The girl was staring up at him with her big blue eyes. He shoved her shoe on and let go of her as if she were a hot rock. Reaching around her, he picked up the black felt hat that had been wrapped inside the other clothing and began to pound his fist inside the crown, trying to shape it, but it still looked like a lump of coal. He shrugged and jammed it on her head until her face was almost hidden.
She immediately shoved the hat back and tilted it at a rakish angle. Hunter reached out, grabbed the overwide brim and pulled it back down until it was low on her brow, hiding all but the lower half of her face.
“Leave it there or you’re on your own,” he warned.
She frowned again and wrinkled her nose but didn’t touch the hat. “No coat?”
“I left it with the other supplies and the horses at a stable a few blocks away.”
She glanced around the room, then jumped as another loud crash thundered outside the door. Hunter scooped up her gown, paused when her white petticoat fell out of the silk folds, and then balled up the gown and undergarment and rolled them both inside her green wool cape.

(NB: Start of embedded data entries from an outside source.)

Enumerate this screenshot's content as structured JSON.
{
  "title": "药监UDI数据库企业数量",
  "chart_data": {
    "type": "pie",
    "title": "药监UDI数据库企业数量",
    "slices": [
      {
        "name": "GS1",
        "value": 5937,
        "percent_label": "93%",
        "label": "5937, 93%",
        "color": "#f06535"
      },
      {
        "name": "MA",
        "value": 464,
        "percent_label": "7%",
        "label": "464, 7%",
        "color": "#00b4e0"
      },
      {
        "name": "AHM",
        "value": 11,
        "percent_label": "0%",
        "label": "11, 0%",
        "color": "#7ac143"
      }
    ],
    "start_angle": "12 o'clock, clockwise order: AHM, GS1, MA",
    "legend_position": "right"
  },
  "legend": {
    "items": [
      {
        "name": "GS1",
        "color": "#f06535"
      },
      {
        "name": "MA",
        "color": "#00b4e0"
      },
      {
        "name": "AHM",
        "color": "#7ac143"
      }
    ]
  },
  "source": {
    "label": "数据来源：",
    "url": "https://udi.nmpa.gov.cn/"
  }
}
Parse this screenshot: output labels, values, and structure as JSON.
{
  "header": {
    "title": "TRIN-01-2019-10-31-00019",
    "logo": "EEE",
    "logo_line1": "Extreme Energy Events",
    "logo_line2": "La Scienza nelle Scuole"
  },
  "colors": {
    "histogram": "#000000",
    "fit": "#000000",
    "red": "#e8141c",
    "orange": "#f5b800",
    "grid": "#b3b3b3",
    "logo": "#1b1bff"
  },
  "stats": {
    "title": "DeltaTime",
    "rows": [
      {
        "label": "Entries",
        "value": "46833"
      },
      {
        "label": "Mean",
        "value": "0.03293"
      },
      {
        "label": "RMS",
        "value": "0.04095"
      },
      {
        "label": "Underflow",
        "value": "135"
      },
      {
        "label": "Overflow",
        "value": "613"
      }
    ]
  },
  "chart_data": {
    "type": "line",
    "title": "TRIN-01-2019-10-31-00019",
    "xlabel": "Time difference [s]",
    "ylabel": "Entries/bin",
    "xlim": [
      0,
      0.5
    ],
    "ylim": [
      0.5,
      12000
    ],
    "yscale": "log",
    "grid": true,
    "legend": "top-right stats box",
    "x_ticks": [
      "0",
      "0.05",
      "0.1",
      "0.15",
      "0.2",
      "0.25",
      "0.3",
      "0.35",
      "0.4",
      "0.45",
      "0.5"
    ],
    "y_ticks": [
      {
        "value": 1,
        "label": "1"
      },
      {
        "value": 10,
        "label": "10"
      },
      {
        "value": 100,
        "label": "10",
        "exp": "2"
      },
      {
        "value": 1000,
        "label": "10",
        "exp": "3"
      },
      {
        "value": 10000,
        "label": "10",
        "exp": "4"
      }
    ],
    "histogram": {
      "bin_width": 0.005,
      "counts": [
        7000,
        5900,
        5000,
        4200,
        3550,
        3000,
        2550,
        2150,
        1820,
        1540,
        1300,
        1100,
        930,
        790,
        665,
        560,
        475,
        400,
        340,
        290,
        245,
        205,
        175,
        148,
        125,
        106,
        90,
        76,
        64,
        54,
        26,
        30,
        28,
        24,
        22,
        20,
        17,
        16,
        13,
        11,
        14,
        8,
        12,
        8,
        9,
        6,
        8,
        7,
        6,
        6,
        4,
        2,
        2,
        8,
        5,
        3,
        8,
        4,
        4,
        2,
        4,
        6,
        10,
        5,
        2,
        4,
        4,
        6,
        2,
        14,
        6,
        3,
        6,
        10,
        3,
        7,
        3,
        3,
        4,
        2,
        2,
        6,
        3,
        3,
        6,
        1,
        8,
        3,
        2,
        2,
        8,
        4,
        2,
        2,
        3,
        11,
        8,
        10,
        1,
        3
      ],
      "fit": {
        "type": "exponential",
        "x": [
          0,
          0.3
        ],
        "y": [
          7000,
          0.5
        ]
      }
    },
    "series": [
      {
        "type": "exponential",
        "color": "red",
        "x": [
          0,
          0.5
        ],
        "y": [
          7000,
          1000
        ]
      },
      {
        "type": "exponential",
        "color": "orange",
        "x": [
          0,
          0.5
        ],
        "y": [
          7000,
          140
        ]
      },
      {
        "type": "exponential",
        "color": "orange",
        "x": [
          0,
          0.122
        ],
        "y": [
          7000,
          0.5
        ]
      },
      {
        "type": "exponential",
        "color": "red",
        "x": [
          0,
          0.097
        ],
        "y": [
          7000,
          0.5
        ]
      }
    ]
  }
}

“Here.” He handed her the clothing. “Hang on to this and stay close behind me. I’m going to open the door and then we’re going to cross the room without attracting any more attention than we have to. If we’re lucky, we can sneak out while everyone is concentrating on the brawl.” The sound of glass shattering against the wall in the barroom emphasized his point.
Hunter checked his knife and then picked up his long rifle, certain he would rather be crossing the raging Mississippi during a flood than wading through the Rotgut bar with St. Theresa in tow.
“If you’ve got any particular person you’d like to pray to just now, you’d best do it,” he said over his shoulder. She immediately started mumbling a hushed prayer. He threw the latch and swung the door open, just enough to catch a glimpse of the free-for-all that was going on in the bar.
Three pairs of rivermen were engaged in a favorite pastime—hand-to-hand knife fighting. A whore clung to the back of the nearest combatant like an opossum baby riding its mother. The woman was shrieking at the top of her lungs, using curses Hunter had never even heard before as she alternately hit the man with a bottle and pulled out handfuls of hair.
It was definitely no place for a would-be nun.
He felt Jemma’s hand tug the hem of his coat and glanced back at her.
“Just thought I’d hold on,” she whispered. He saw that she was clutching a fistful of the fringe that dangled from his jacket. “Not that I’m scared, mind you. It was far more perilous trying to escape the twenty mounted Berbers who had trailed me to the oasis, but—”
“Eyes down,” he snapped, effectively shutting her up before he started across the bar. He zigzagged through the crowd, thankful that the boatmen were too occupied to notice them as they skirted tables, darted past the bar, and burst into the morning sunlight.
Hunter kept moving, his gaze cutting right and left, wishing he had eyes in the back of his head. Two blocks of muddy streets were behind them before he slowed down. The sun was busy baking the night’s rain out of the rooftops. Smokelike wisps of steam snaked skyward, making the entire Tchoupitoulas district appear as if it were on fire.